Upon its original release, the film was a co-production of MGM, which released the film in the US, and United Artists, which distributed internationally. Following the 1981 merger of the two studios, the newly-formed MGM/UA Entertainment Company held worldwide rights for five years. In 1986, the US rights were included in Turner Entertainment's purchase of the pre-1986 MGM library, but not the non-US rights, as MGM/UA retained UA's own post-1951 releases. MGM continued to hold US video rights for 13 more years, after which they reverted to Warner Bros., whose parent Time Warner purchased Turner in 1996. As of 2014, Warner/Turner still controls US rights to the film, and MGM still controls international rights.
Sidney Lumet claimed that one of the reasons he wanted to cast Robert Duvall was due to his screen image from westerns and war movies. In Lumet's experience many television heads came from the American heartland.
The UBS Washington, DC offices shown are set in the office building located at 1001 Pennsylvania Ave., NW, and the interior offices shown are on the second floor, overlooking Pennsylvania Ave., and across the street from the Old Post Office Building.
Erroneously claimed to be the film debut of Tim Robbins as one of the assassins that kills Peter Finch's character. Robbins himself has stated publicly that he did not play the part and was in fact a senior in high school at the time.
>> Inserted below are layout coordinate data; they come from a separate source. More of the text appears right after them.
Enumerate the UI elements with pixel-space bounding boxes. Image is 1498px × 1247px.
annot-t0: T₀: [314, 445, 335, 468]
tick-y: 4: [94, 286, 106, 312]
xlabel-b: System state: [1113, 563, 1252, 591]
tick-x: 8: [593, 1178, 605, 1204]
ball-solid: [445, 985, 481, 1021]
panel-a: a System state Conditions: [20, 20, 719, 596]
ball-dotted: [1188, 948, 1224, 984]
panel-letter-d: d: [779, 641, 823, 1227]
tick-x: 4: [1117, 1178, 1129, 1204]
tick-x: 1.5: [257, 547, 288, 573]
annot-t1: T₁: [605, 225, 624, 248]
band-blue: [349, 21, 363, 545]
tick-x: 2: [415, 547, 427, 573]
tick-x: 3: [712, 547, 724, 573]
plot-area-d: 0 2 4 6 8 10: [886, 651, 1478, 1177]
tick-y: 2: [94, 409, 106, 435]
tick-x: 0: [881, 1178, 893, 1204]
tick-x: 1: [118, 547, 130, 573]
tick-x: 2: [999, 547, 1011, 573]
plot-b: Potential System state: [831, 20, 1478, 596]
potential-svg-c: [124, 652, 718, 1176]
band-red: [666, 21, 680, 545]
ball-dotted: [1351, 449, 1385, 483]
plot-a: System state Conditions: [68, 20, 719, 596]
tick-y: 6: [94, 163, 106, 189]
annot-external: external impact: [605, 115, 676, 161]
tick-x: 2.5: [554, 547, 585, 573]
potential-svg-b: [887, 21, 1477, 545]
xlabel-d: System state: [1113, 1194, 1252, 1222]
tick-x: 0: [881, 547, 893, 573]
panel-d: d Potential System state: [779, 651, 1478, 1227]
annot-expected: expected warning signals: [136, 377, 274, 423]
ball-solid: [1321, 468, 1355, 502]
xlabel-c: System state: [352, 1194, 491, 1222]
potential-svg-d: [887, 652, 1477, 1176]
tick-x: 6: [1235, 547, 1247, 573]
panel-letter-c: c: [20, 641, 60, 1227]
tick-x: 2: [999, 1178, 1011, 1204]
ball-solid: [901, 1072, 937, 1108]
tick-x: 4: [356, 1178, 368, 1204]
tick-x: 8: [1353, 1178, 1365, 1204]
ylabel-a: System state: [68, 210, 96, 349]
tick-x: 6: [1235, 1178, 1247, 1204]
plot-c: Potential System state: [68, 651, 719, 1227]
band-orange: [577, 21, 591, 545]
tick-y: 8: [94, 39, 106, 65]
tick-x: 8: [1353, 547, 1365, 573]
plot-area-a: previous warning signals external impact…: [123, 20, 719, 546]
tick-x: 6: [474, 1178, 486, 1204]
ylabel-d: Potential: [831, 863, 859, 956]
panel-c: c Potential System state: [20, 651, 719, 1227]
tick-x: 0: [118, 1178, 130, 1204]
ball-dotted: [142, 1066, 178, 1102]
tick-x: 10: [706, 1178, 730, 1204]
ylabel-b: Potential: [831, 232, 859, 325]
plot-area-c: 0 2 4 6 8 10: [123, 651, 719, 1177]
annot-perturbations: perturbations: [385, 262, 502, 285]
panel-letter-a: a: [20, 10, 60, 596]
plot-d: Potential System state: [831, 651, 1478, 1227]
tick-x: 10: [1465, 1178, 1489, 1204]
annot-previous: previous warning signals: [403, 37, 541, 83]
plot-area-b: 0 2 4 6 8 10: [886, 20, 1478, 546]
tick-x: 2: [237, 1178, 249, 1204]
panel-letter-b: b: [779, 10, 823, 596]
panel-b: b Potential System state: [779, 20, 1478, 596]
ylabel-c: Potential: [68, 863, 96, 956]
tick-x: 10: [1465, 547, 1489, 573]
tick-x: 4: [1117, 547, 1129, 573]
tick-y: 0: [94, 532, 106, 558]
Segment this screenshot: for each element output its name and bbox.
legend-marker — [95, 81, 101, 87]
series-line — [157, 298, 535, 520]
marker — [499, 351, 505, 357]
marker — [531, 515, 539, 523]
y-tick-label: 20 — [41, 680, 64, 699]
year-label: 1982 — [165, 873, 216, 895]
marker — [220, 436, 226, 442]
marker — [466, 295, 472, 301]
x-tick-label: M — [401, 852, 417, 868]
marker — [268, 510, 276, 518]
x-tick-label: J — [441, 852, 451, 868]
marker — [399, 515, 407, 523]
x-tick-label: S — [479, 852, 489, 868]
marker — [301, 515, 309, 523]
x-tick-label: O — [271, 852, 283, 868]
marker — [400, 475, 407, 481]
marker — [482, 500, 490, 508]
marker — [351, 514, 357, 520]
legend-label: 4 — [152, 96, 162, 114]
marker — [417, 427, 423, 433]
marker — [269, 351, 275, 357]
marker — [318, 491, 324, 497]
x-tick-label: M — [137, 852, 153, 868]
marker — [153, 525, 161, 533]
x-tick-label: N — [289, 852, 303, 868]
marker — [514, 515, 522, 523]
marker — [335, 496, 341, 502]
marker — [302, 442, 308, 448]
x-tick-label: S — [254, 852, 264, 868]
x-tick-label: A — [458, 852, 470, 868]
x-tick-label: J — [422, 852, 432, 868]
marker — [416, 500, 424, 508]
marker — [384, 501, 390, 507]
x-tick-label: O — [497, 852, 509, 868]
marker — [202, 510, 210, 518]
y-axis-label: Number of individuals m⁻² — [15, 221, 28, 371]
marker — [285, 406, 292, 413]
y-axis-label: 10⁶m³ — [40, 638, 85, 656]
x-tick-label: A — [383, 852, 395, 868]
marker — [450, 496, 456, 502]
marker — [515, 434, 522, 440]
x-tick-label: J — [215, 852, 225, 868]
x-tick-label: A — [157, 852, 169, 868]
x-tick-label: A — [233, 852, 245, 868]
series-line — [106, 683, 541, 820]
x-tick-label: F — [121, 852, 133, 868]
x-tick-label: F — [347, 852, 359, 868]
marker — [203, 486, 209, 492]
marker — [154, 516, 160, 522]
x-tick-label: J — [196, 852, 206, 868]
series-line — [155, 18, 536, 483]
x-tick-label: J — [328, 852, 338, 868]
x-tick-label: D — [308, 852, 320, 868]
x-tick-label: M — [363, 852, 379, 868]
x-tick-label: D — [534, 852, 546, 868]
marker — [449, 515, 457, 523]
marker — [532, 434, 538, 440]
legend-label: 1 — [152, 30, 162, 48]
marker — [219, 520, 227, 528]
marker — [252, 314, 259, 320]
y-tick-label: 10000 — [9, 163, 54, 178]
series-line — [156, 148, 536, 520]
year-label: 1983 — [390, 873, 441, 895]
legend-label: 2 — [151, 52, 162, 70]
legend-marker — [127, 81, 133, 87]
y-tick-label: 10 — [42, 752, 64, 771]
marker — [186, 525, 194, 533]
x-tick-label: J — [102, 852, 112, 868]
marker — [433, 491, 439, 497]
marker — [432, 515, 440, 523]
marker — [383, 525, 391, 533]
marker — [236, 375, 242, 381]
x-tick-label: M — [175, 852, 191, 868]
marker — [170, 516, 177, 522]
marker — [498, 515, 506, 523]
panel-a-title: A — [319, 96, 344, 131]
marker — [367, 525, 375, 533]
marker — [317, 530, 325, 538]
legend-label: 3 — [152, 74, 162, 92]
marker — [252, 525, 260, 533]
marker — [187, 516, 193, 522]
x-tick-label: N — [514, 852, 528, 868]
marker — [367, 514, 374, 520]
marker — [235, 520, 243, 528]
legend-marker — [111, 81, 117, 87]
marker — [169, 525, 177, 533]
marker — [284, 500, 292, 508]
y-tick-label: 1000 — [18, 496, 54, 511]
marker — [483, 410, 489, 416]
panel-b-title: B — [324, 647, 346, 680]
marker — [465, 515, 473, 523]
Writer Paddy Chayefsky was eerily prescient in his screenplay in three significant ways. First, the screenplay pertains to the goings-on at UBS, the fictional fourth network existing alongside the non-fictional ABC, CBS and NBC. In 1987 Fox became the real fourth network. Second, in her speech to her employees about her goals for UBS, Diana Christensen (Faye Dunaway) says, "I don't want conventional programming on this network. I want counterculture, I want anti-establishment," the type of programming delivered by Fox with its two debut series - Married with Children (1987) and The Tracey Ullman Show (1987). Third, Diana Christensen's creation of the show about the Ecumenical Liberation Army and its criminal activities is prescient of "reality TV" in that, as a result of the writers' strike of 1988 (which lasted 22 weeks), Fox started to run low on new content. To replace it, the network bought the show Cops (1989) (which featured police officers trying to thwart criminal activity). Despite very noteworthy predecessors, such as An American Family (1973), which depicted the experiences of the Loud family, and Scared Straight! (1978), some consider "Cops" the true progenitor of the long-running trend of "reality TV".